Dua Advokat Ajukan Judicial Review UU Kekarantinaan Kesehatan
Berita

Dua Advokat Ajukan Judicial Review UU Kekarantinaan Kesehatan

Bertujuan memperjelas tanggung jawab pemerintah memenuhi kebutuhan penduduk jika karantina wilayah diterapkan.

Muhammad Yasin
Bacaan 2 Menit

Itu sebabnya pemohon berharap Mahkamah Konstitusi memberikan tafsir terhadap kata ‘orang’ dalam Pasal 55 ayat (1) UU Kekarantinaan Kesehatan. Pasal ini menyatakan: “Selama dalam Karantina Wilayah, kebutuhan hidup dasar orang dan makanan hewan ternak yang berada di wilayah karantina menjadi tanggung jawab Pemerintah Pusat”.

Tanpa menafsirkan kata ‘orang’ dalam pasal itu, jumlah anggaran yang harus dikeluarkan akan sangat besar.
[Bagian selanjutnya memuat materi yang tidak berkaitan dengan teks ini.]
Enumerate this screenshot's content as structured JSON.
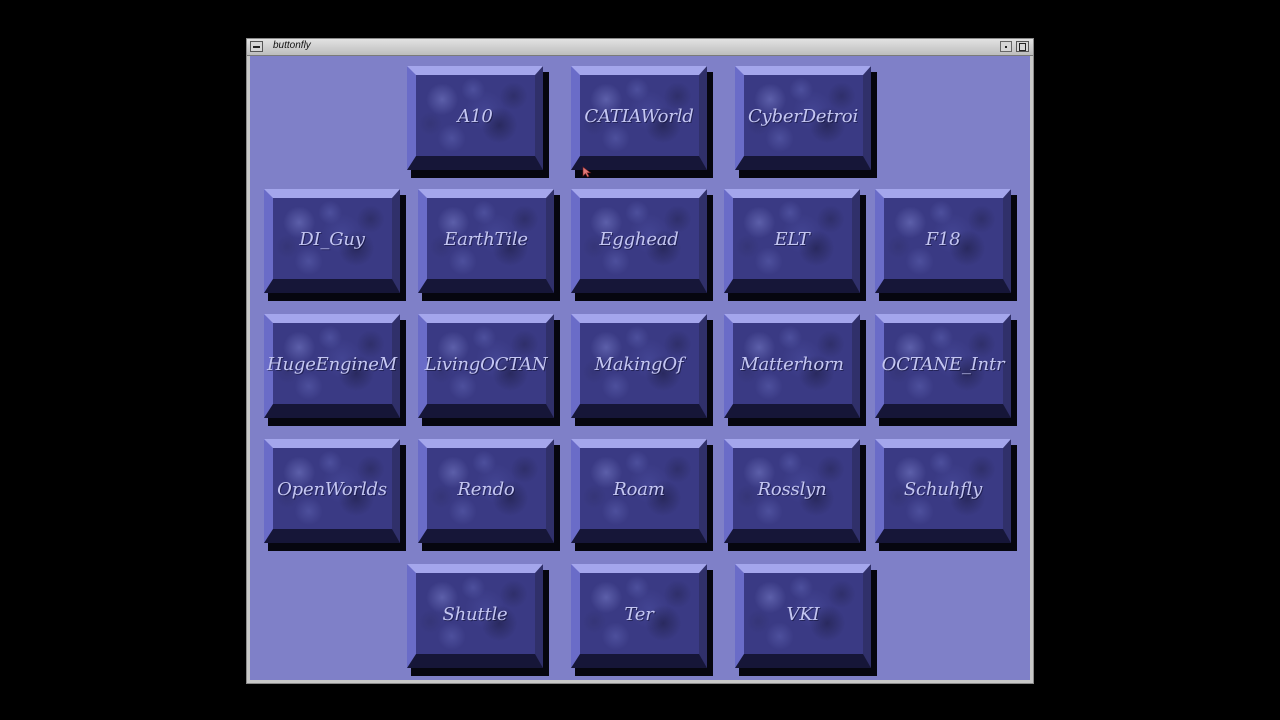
{
  "window": {
    "title": "buttonfly",
    "icons": {
      "menu": "window-menu-icon",
      "minimize": "minimize-icon",
      "maximize": "maximize-icon"
    }
  },
  "colors": {
    "background": "#7f80c8",
    "tile_face": "#3a3a84",
    "tile_label": "#c4c6f2"
  },
  "buttons": [
    {
      "label": "A10"
    },
    {
      "label": "CATIAWorld"
    },
    {
      "label": "CyberDetroi"
    },
    {
      "label": "DI_Guy"
    },
    {
      "label": "EarthTile"
    },
    {
      "label": "Egghead"
    },
    {
      "label": "ELT"
    },
    {
      "label": "F18"
    },
    {
      "label": "HugeEngineM"
    },
    {
      "label": "LivingOCTAN"
    },
    {
      "label": "MakingOf"
    },
    {
      "label": "Matterhorn"
    },
    {
      "label": "OCTANE_Intr"
    },
    {
      "label": "OpenWorlds"
    },
    {
      "label": "Rendo"
    },
    {
      "label": "Roam"
    },
    {
      "label": "Rosslyn"
    },
    {
      "label": "Schuhfly"
    },
    {
      "label": "Shuttle"
    },
    {
      "label": "Ter"
    },
    {
      "label": "VKI"
    }
  ]
}
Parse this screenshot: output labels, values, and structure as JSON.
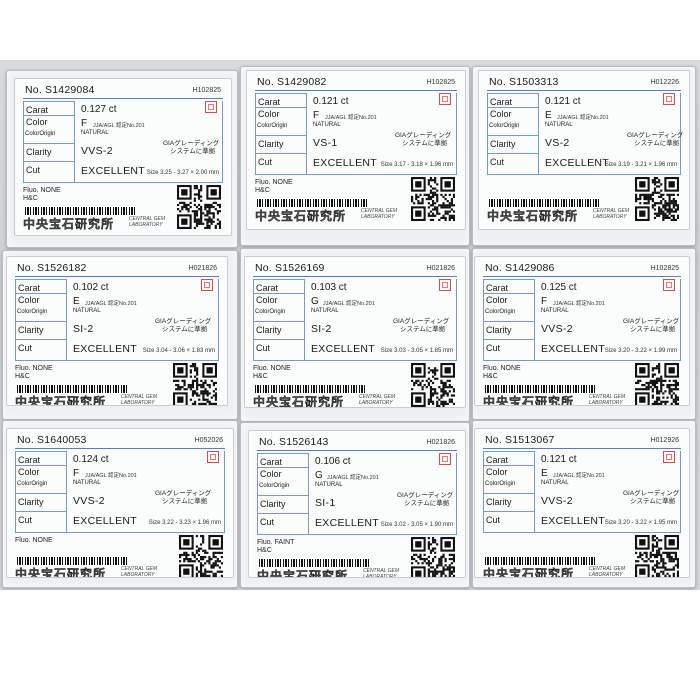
{
  "lab_name_en": [
    "CENTRAL GEM",
    "LABORATORY"
  ],
  "lab_logo_text": "中央宝石研究所",
  "jja_note": "JJA/AGL 認定No.201",
  "gia_note": [
    "GIAグレーディング",
    "システムに準拠"
  ],
  "labels": {
    "carat": "Carat",
    "color": "Color",
    "color_origin": "ColorOrigin",
    "clarity": "Clarity",
    "cut": "Cut"
  },
  "cards": [
    {
      "no": "No. S1429084",
      "h": "H102825",
      "carat": "0.127 ct",
      "color": "F",
      "origin": "NATURAL",
      "clarity": "VVS-2",
      "cut": "EXCELLENT",
      "size": "Size 3.25 - 3.27 × 2.00 mm",
      "fluo": "Fluo. NONE",
      "extra": "H&C"
    },
    {
      "no": "No. S1429082",
      "h": "H102825",
      "carat": "0.121 ct",
      "color": "F",
      "origin": "NATURAL",
      "clarity": "VS-1",
      "cut": "EXCELLENT",
      "size": "Size 3.17 - 3.18 × 1.96 mm",
      "fluo": "Fluo. NONE",
      "extra": "H&C"
    },
    {
      "no": "No. S1503313",
      "h": "H012226",
      "carat": "0.121 ct",
      "color": "E",
      "origin": "NATURAL",
      "clarity": "VS-2",
      "cut": "EXCELLENT",
      "size": "Size 3.19 - 3.21 × 1.96 mm",
      "fluo": "",
      "extra": ""
    },
    {
      "no": "No. S1526182",
      "h": "H021826",
      "carat": "0.102 ct",
      "color": "E",
      "origin": "NATURAL",
      "clarity": "SI-2",
      "cut": "EXCELLENT",
      "size": "Size 3.04 - 3.06 × 1.83 mm",
      "fluo": "Fluo. NONE",
      "extra": "H&C"
    },
    {
      "no": "No. S1526169",
      "h": "H021826",
      "carat": "0.103 ct",
      "color": "G",
      "origin": "NATURAL",
      "clarity": "SI-2",
      "cut": "EXCELLENT",
      "size": "Size 3.03 - 3.05 × 1.85 mm",
      "fluo": "Fluo. NONE",
      "extra": "H&C"
    },
    {
      "no": "No. S1429086",
      "h": "H102825",
      "carat": "0.125 ct",
      "color": "F",
      "origin": "NATURAL",
      "clarity": "VVS-2",
      "cut": "EXCELLENT",
      "size": "Size 3.20 - 3.22 × 1.99 mm",
      "fluo": "Fluo. NONE",
      "extra": "H&C"
    },
    {
      "no": "No. S1640053",
      "h": "H052026",
      "carat": "0.124 ct",
      "color": "F",
      "origin": "NATURAL",
      "clarity": "VVS-2",
      "cut": "EXCELLENT",
      "size": "Size 3.22 - 3.23 × 1.96 mm",
      "fluo": "Fluo. NONE",
      "extra": ""
    },
    {
      "no": "No. S1526143",
      "h": "H021826",
      "carat": "0.106 ct",
      "color": "G",
      "origin": "NATURAL",
      "clarity": "SI-1",
      "cut": "EXCELLENT",
      "size": "Size 3.02 - 3.05 × 1.90 mm",
      "fluo": "Fluo. FAINT",
      "extra": "H&C"
    },
    {
      "no": "No. S1513067",
      "h": "H012926",
      "carat": "0.121 ct",
      "color": "E",
      "origin": "NATURAL",
      "clarity": "VVS-2",
      "cut": "EXCELLENT",
      "size": "Size 3.20 - 3.22 × 1.95 mm",
      "fluo": "",
      "extra": ""
    }
  ]
}
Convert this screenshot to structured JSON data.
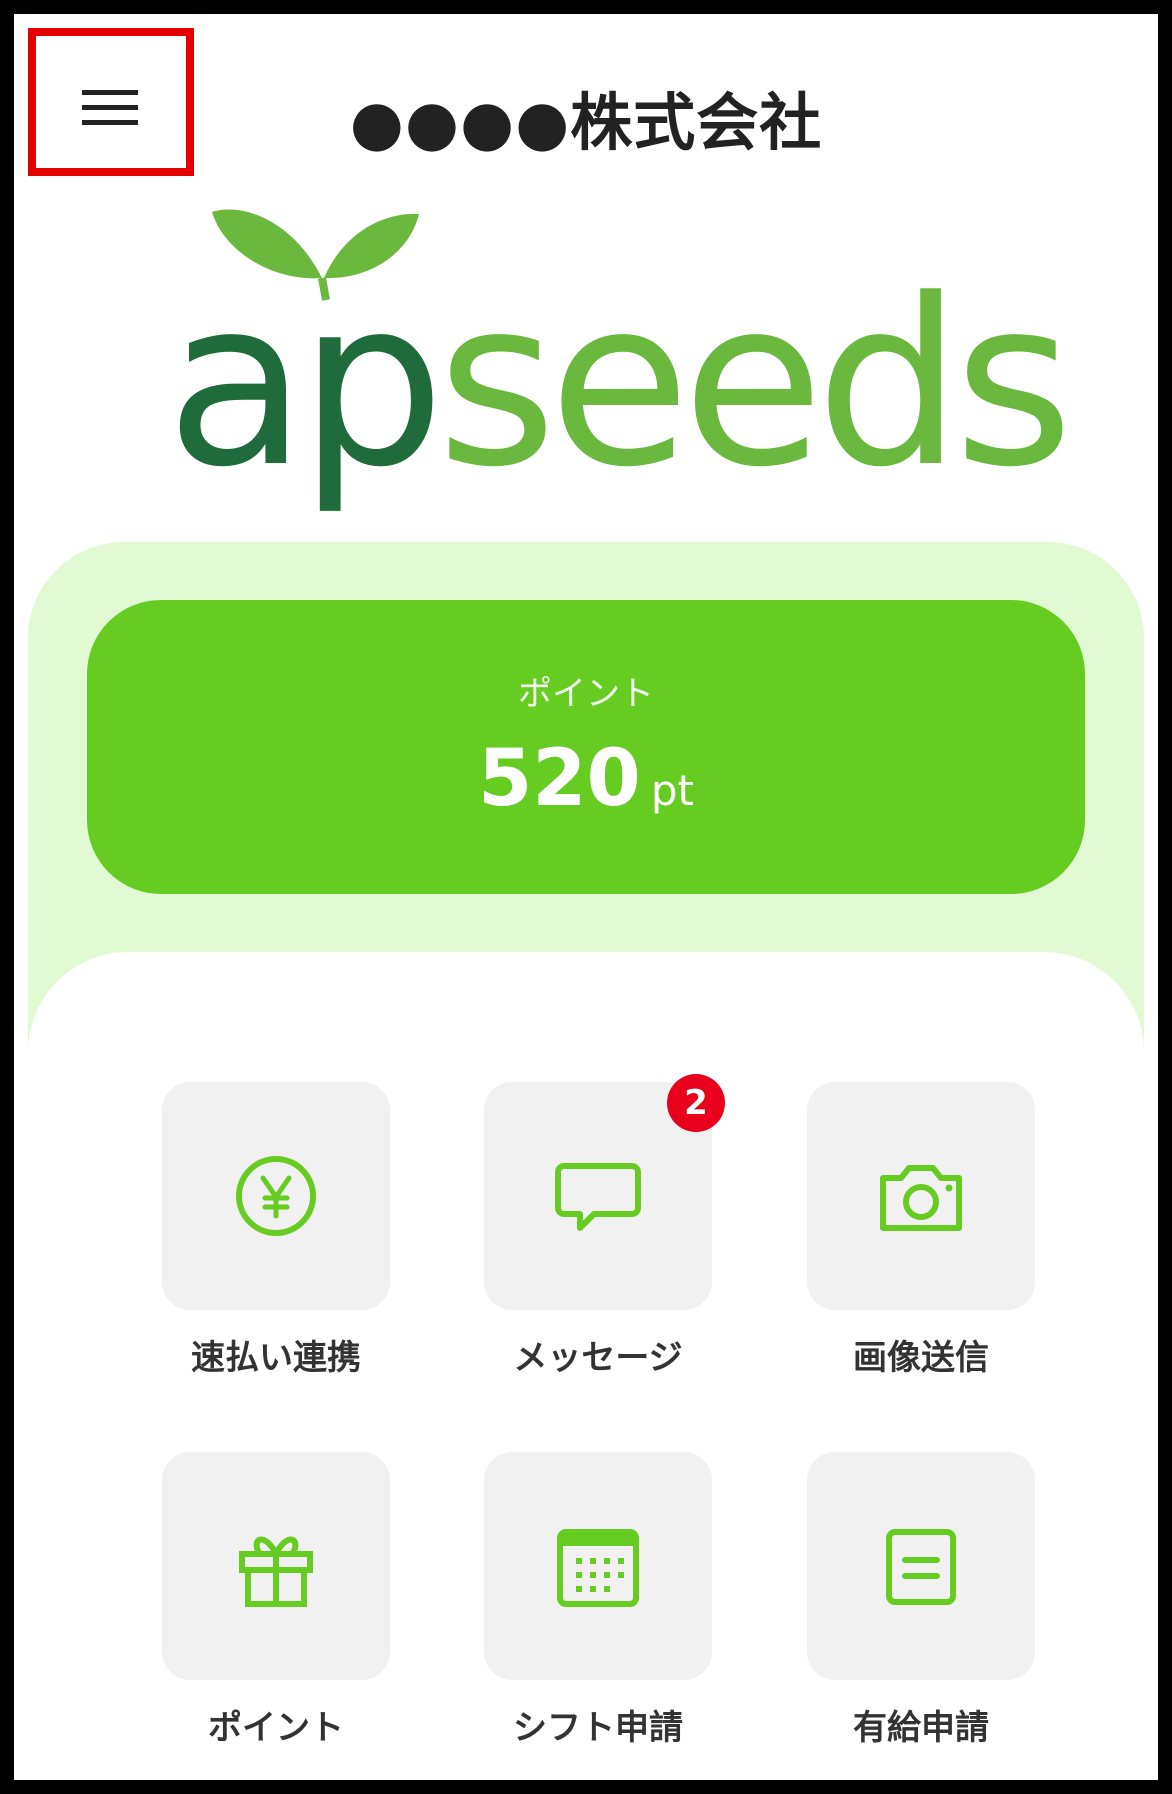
{
  "header": {
    "company_name": "●●●●株式会社",
    "menu_icon": "hamburger-menu-icon"
  },
  "logo": {
    "part1": "ap",
    "part2": "seeds"
  },
  "points": {
    "label": "ポイント",
    "value": "520",
    "unit": "pt"
  },
  "menu": {
    "items": [
      {
        "label": "速払い連携",
        "icon": "yen-coin-icon"
      },
      {
        "label": "メッセージ",
        "icon": "chat-bubble-icon",
        "badge": "2"
      },
      {
        "label": "画像送信",
        "icon": "camera-icon"
      },
      {
        "label": "ポイント",
        "icon": "gift-icon"
      },
      {
        "label": "シフト申請",
        "icon": "calendar-icon"
      },
      {
        "label": "有給申請",
        "icon": "document-icon"
      }
    ]
  },
  "colors": {
    "accent_green": "#66cc21",
    "logo_dark_green": "#1f6b3b",
    "logo_light_green": "#6ab93e",
    "band_bg": "#e2fad4",
    "badge_red": "#e8001c",
    "highlight_red": "#e50000"
  }
}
Di Jakarta saja, kata Sholeh, bisa mencapai 550 miliar per hari. “Oleh karena itu, dengan gugatan ini, supaya Mahkamah Konstitusi membuat tafsir ‘hanya orang miskin’ yang ditanggung oleh pemerintah pusat,” jelasnya kepada hukumonline.
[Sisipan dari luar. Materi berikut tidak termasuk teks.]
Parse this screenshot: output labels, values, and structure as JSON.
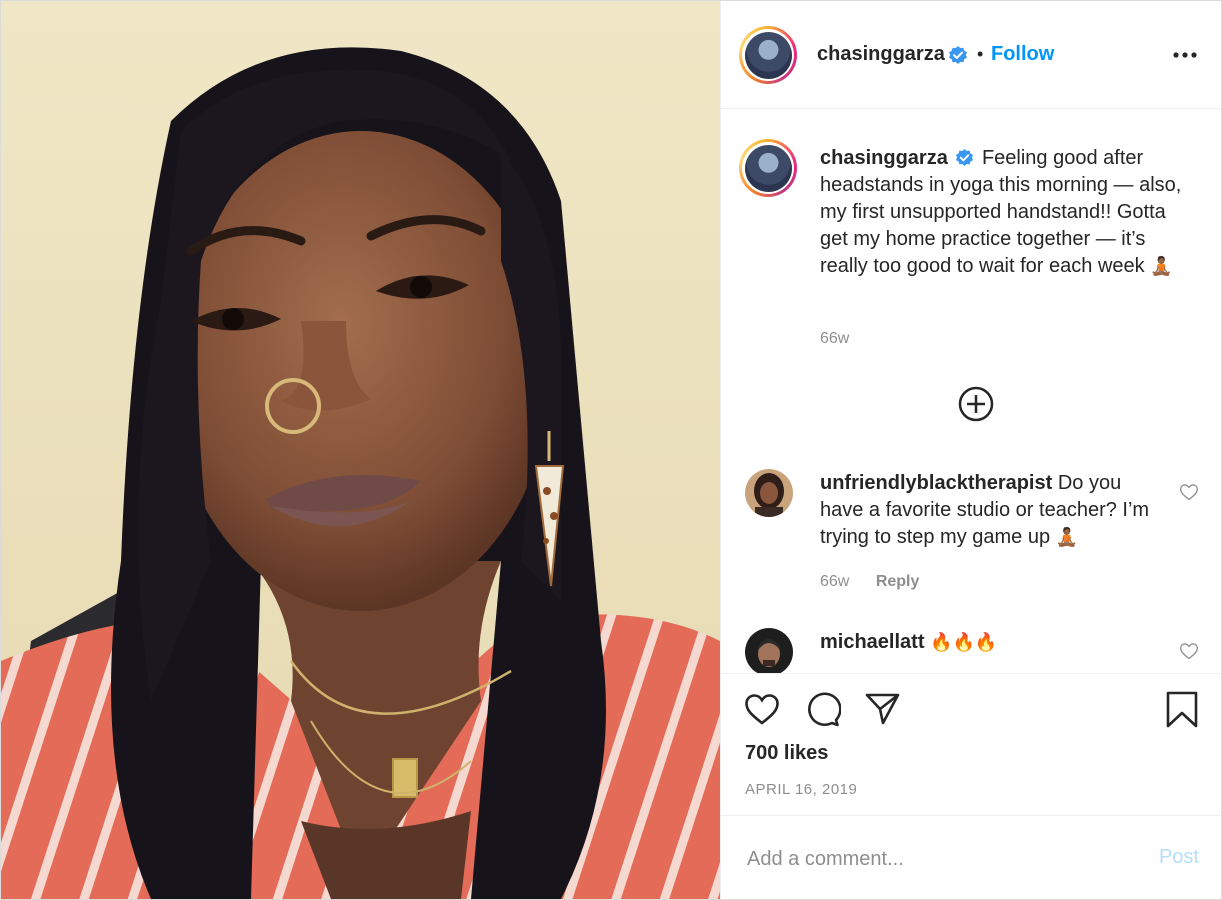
{
  "post": {
    "author": "chasinggarza",
    "follow_label": "Follow",
    "dot": "•",
    "more_icon": "more-options-icon"
  },
  "caption": {
    "username": "chasinggarza",
    "text": "Feeling good after headstands in yoga this morning — also, my first unsupported handstand!! Gotta get my home practice together — it’s really too good to wait for each week",
    "emoji": "🧘🏾",
    "time": "66w"
  },
  "load_more_icon": "plus-circle-icon",
  "comments": [
    {
      "username": "unfriendlyblacktherapist",
      "text": "Do you have a favorite studio or teacher? I’m trying to step my game up",
      "emoji": "🧘🏾",
      "time": "66w",
      "reply_label": "Reply"
    },
    {
      "username": "michaellatt",
      "text": "🔥🔥🔥"
    }
  ],
  "likes": "700 likes",
  "date": "APRIL 16, 2019",
  "add_comment": {
    "placeholder": "Add a comment...",
    "post_label": "Post"
  },
  "colors": {
    "link_blue": "#0095f6",
    "verified_blue": "#3897f0",
    "muted": "#8e8e8e",
    "text": "#262626"
  }
}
(Baca juga: Lima Catatan Komnas HAM Terhadap Pelaksanaan PSBB).

Sholeh tidak menampik bahwa permohonan ini –jika dikabulkan—akan membantu Pemerintah. Sekalipun pemerintah pada akhirnya mau menetapkan karantina wilayah atau lock down, Pemerintah tidak akan keluar banyak uang. “Prinsipnya kalau pemerintah melakukan lockdown atau karantina wilayah akan diuntungkan jika gugatan kami dikabulkan MK. Sebab, pemerintah tidak harus keluar uang banyak, jika menerapkan karantina wilayah,” ujarnya.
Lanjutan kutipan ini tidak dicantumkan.